Art deco bronzes were valued at approximately £500. He was intrigued by a paper mâché tortoiseshell snuff box, which came with an interesting story.
There was even a flintlock shotgun cartridge filler/ measure dating back to 19th century when black gunpowder was used. He valued it at £30.
Another unusual item was a military Police Truncheon valued at £30 to £40; this belonged to a member’s great uncle, who was a volunteer in the Special Constabulary in London. Apparently, her great Uncle, when he was part of the Police Force, used it at the famous siege of Sidney street in 1911.
He used a pocket magnifying glass to examine smaller jewellery items.
One diamond ring was valued between £3,000 to £4,000. He explained that gold was higher in value than silver, which made the owner of a gold 9 carat necklace very happy.
There were a few gold and enamel watches dated around 1886, which were 18 carat gold.
The largest item was a lovely large silver bowl which was, unfortunately, silver plated.
It was dated around 1929 having no hallmark so the value was only between £50 to £70.
There were some valuable pieces of Royal Worcester bone china. He was enchanted by a silver Victorian apple corer, with a handle made from a bone; he thought there should be a parer with it.
He estimated the value to be around £150; this was his favourite item of the day.
The members learnt that limited edition Royal Mint coins rarely increased in value unless they were gold.

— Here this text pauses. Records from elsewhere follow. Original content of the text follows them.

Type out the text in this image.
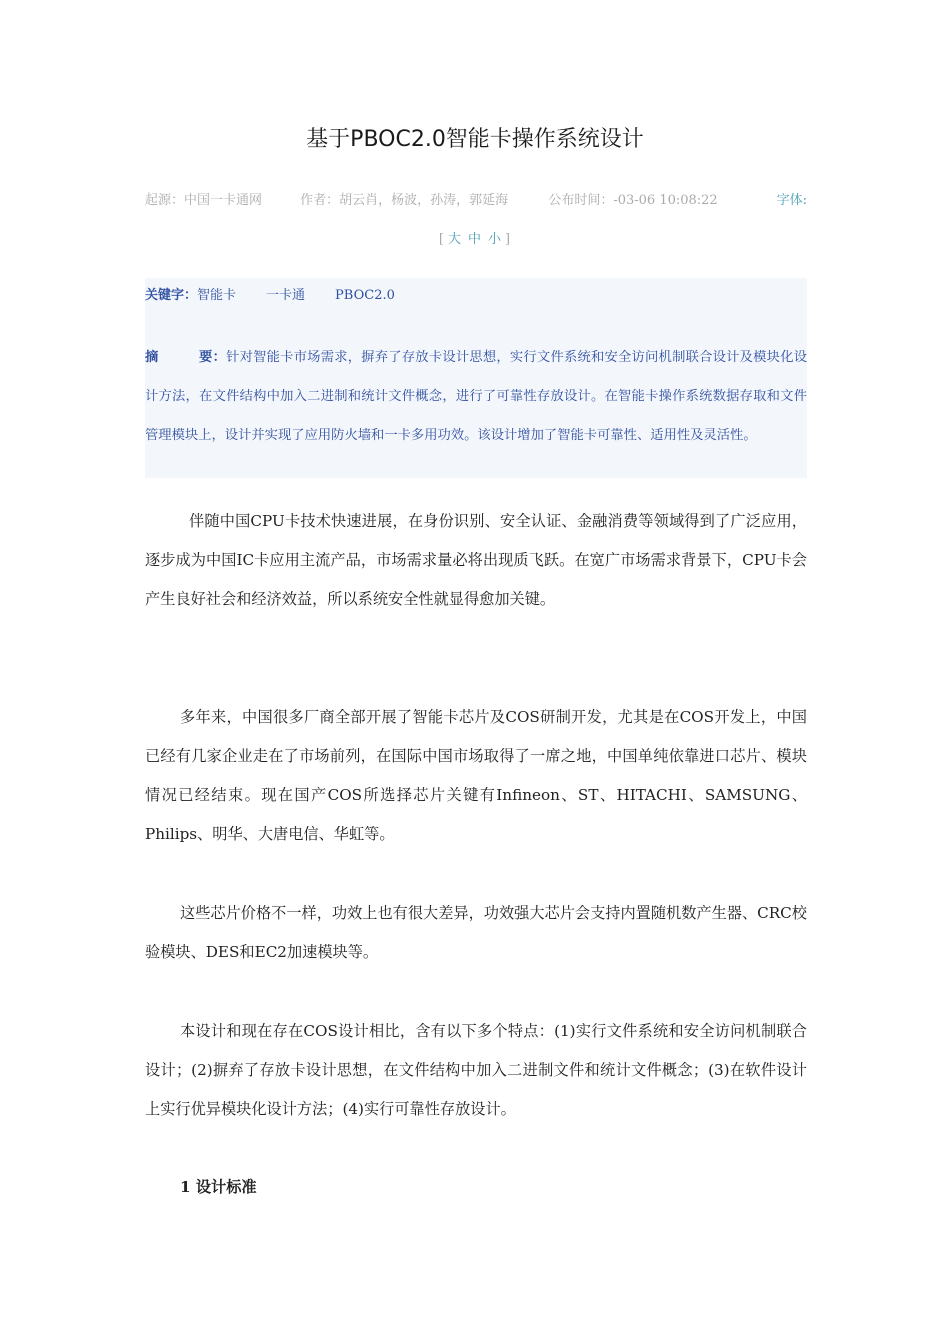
基于PBOC2.0智能卡操作系统设计
起源：中国一卡通网	作者：胡云肖，杨波，孙涛，郭延海	公布时间：-03-06 10:08:22	字体:
[ 大 中 小 ]
关键字：智能卡 一卡通 PBOC2.0
摘　　　要：针对智能卡市场需求，摒弃了存放卡设计思想，实行文件系统和安全访问机制联合设计及模块化设计方法，在文件结构中加入二进制和统计文件概念，进行了可靠性存放设计。在智能卡操作系统数据存取和文件管理模块上，设计并实现了应用防火墙和一卡多用功效。该设计增加了智能卡可靠性、适用性及灵活性。
伴随中国CPU卡技术快速进展，在身份识别、安全认证、金融消费等领域得到了广泛应用，逐步成为中国IC卡应用主流产品，市场需求量必将出现质飞跃。在宽广市场需求背景下，CPU卡会产生良好社会和经济效益，所以系统安全性就显得愈加关键。
多年来，中国很多厂商全部开展了智能卡芯片及COS研制开发，尤其是在COS开发上，中国已经有几家企业走在了市场前列，在国际中国市场取得了一席之地，中国单纯依靠进口芯片、模块情况已经结束。现在国产COS所选择芯片关键有Infineon、ST、HITACHI、SAMSUNG、Philips、明华、大唐电信、华虹等。
这些芯片价格不一样，功效上也有很大差异，功效强大芯片会支持内置随机数产生器、CRC校验模块、DES和EC2加速模块等。
本设计和现在存在COS设计相比，含有以下多个特点：(1)实行文件系统和安全访问机制联合设计；(2)摒弃了存放卡设计思想，在文件结构中加入二进制文件和统计文件概念；(3)在软件设计上实行优异模块化设计方法；(4)实行可靠性存放设计。
1 设计标准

One member had a collection of Chinese coins, some of which were square with a hole in the middle, made of unknown metal.
He was very enthusiastic about a statue of a fisher girl, hand made in ivory with a value of £150 to £170.
Congratulations to our quiz team, Helen Perry, Ruth-Mary Vaughan, Sheila Brockelbank and Sue Griffiths who participated in the Berkshire WI Inter Quiz Night which took place at Knowl Hill Village Hall on Tuesday, March 26.
Our team were the winners for East Berkshire!
Our next meeting will take place at Crazies Hill Village Hall on Wednesday, May 15 at 2.30pm, when guest speaker will the Headmistress of Crazies Hill School, Mrs Philippa Chan.
Her talk will be about the History of the Village School.